他方、その仕様書を示さず、官製談合行為を通報しようとしてもその証拠がない。

証拠がないと談合に関与していた職員達が否認すると、その職員達の官製談合の証明ができず「虚偽」の公益通報者にされ、逆に不利益取扱を受ける危険性がある。秘密を保有する職員が放置すれば防衛省の前記のような官製談合がまかり通る。

仮に仕様書を示して防衛省内部の窓口に通報したとしたとして、法21条により懲役10年以下の罪に問われるとすれば、公益通報で不利益取扱をしないと防衛省は職員に訓示していることと矛盾する。

刑事罰に処せられるが防衛省とその職員の身分関係において懲戒免職などの不利益取扱をしないという奇妙な法的関係が生じる。

防衛省のコンプライアンス担当者はこれをどう説明できるのか。

おそらく説明できないであろう。

内閣の特定秘密保護法担当の森大臣も同様に説明できない。それほど矛盾に満ちた特定秘密保護法なのである。
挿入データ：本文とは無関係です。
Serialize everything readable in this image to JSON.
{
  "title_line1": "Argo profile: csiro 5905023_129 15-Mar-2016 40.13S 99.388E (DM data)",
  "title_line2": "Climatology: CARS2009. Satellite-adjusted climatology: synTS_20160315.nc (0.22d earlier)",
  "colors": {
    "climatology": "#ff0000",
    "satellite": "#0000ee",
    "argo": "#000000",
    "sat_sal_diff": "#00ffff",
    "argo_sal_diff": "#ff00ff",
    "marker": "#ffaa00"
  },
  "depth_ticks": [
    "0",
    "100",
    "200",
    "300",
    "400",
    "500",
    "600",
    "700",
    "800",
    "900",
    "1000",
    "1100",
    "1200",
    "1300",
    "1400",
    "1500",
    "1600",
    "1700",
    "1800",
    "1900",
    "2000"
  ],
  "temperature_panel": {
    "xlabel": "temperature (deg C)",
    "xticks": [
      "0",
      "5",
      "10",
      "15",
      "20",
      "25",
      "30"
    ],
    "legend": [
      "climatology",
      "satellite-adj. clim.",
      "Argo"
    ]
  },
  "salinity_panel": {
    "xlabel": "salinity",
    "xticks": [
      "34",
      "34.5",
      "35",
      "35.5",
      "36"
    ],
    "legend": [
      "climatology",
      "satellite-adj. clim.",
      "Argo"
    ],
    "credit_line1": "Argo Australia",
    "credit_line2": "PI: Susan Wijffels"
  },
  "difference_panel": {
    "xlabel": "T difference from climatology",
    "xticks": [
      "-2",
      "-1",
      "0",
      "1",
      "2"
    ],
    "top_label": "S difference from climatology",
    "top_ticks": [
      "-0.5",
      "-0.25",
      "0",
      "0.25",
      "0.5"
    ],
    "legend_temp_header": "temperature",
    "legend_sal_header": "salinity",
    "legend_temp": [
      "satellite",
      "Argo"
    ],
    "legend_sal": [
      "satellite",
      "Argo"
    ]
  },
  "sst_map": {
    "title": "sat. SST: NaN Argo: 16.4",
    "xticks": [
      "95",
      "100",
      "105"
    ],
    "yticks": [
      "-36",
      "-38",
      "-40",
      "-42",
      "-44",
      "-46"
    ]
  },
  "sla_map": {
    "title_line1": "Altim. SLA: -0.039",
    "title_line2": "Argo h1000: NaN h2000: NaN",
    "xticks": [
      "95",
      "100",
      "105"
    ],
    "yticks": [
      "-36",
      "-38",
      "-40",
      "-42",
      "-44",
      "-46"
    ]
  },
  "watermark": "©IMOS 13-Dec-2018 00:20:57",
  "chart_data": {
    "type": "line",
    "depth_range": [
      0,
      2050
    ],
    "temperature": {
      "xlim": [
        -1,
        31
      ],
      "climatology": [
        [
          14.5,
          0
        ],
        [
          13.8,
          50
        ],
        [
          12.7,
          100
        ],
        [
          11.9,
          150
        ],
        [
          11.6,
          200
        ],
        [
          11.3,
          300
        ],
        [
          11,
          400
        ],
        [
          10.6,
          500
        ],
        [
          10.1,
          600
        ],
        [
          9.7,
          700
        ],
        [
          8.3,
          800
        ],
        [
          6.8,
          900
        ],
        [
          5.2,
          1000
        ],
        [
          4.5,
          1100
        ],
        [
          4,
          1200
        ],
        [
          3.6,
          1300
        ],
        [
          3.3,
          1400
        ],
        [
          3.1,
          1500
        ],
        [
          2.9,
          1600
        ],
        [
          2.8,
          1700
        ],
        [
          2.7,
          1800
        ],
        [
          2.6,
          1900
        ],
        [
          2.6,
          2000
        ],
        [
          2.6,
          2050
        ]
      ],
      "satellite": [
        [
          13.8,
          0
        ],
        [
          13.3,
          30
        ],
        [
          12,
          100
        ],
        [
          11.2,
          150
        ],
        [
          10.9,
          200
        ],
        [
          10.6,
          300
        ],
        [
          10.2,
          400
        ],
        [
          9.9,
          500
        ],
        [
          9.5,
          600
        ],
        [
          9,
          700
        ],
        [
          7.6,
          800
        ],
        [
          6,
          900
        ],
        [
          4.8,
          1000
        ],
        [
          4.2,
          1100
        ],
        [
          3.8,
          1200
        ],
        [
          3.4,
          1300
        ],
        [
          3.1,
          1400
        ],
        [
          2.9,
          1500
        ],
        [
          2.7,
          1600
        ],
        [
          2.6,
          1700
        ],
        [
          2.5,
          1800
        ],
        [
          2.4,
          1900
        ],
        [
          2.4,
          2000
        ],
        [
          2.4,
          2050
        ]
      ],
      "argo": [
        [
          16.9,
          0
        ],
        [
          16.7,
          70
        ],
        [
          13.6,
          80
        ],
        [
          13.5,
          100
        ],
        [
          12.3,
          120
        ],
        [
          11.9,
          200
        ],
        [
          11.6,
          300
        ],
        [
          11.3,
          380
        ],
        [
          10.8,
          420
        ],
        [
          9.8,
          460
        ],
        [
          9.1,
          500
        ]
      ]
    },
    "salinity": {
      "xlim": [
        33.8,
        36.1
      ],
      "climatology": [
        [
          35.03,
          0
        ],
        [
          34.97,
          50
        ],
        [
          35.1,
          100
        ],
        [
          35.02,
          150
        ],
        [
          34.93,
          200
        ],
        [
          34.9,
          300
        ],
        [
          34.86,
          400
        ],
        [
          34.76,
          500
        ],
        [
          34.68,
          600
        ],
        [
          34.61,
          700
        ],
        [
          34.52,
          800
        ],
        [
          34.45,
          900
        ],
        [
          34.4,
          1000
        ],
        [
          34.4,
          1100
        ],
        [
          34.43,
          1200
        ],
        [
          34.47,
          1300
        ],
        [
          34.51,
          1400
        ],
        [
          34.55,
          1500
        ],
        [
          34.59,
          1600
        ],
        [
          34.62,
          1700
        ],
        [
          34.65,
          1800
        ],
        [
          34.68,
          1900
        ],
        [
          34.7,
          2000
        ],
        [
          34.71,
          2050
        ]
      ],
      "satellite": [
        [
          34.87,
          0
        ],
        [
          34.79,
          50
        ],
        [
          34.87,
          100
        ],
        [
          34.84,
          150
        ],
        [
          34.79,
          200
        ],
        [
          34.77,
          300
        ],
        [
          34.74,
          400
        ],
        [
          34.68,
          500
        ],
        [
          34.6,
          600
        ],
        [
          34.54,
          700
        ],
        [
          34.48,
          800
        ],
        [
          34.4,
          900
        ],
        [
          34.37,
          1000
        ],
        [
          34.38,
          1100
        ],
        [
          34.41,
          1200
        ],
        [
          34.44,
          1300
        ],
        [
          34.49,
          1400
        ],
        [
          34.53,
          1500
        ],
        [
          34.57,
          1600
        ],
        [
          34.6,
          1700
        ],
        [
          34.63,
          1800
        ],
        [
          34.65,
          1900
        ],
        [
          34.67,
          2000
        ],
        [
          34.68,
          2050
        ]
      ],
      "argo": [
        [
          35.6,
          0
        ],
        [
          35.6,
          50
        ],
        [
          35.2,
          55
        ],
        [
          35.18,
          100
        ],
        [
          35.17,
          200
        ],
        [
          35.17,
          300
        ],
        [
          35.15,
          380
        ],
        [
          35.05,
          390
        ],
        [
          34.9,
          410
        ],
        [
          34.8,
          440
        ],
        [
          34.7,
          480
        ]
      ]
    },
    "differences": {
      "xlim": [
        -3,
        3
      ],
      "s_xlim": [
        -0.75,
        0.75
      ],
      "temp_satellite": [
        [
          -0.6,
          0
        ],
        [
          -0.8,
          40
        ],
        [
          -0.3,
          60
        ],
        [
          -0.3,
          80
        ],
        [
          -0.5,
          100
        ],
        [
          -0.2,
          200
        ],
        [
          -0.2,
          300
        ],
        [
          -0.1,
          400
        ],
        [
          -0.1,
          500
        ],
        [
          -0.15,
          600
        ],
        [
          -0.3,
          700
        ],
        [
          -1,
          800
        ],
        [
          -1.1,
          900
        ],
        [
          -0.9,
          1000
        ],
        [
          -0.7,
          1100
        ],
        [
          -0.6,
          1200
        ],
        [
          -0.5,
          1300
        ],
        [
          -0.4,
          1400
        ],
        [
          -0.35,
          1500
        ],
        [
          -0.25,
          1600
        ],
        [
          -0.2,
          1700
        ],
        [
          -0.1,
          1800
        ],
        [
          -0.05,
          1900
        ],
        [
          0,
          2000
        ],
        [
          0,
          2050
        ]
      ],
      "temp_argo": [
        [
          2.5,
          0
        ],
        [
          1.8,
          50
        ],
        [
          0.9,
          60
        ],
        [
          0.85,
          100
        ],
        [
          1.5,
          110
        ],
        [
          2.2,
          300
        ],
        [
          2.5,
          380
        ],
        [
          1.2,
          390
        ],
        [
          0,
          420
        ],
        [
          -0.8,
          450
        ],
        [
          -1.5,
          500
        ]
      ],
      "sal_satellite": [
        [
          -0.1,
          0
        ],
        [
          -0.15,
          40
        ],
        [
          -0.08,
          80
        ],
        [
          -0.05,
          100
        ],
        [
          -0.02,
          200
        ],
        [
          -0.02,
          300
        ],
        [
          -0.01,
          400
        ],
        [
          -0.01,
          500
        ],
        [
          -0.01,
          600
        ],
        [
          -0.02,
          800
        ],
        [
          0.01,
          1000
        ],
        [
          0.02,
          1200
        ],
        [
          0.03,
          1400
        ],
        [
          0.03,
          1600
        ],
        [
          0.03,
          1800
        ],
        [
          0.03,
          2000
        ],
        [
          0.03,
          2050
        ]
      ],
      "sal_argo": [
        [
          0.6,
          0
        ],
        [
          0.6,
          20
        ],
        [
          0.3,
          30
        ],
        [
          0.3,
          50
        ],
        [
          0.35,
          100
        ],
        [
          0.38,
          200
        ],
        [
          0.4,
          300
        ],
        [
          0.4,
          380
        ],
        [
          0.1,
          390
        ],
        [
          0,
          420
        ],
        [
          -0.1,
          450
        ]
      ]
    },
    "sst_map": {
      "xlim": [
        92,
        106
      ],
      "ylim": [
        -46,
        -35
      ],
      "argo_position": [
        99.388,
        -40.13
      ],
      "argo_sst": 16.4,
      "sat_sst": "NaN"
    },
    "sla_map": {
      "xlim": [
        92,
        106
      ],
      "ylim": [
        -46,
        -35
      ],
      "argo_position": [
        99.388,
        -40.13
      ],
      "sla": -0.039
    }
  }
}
実際は公益通報受理寸前にその通報者は特定秘密保護法違反で逮捕、起訴され、官製談合行為などは闇に葬られるであろう。官製談合行為の唯一の証である「仕様書」は「特定秘密」だとして、公益通報者の刑事の裁判にも提出されないからである。

同じようなことがどこの省庁でも起こりえる。

違法な公益通報対象事実が特定秘密保護法の秘密の前に闇に葬られるのである。 この法律は正当な公益通報者を罰する法律になり、省庁の違法行為を隠ぺいする役割を担うことは明らかである。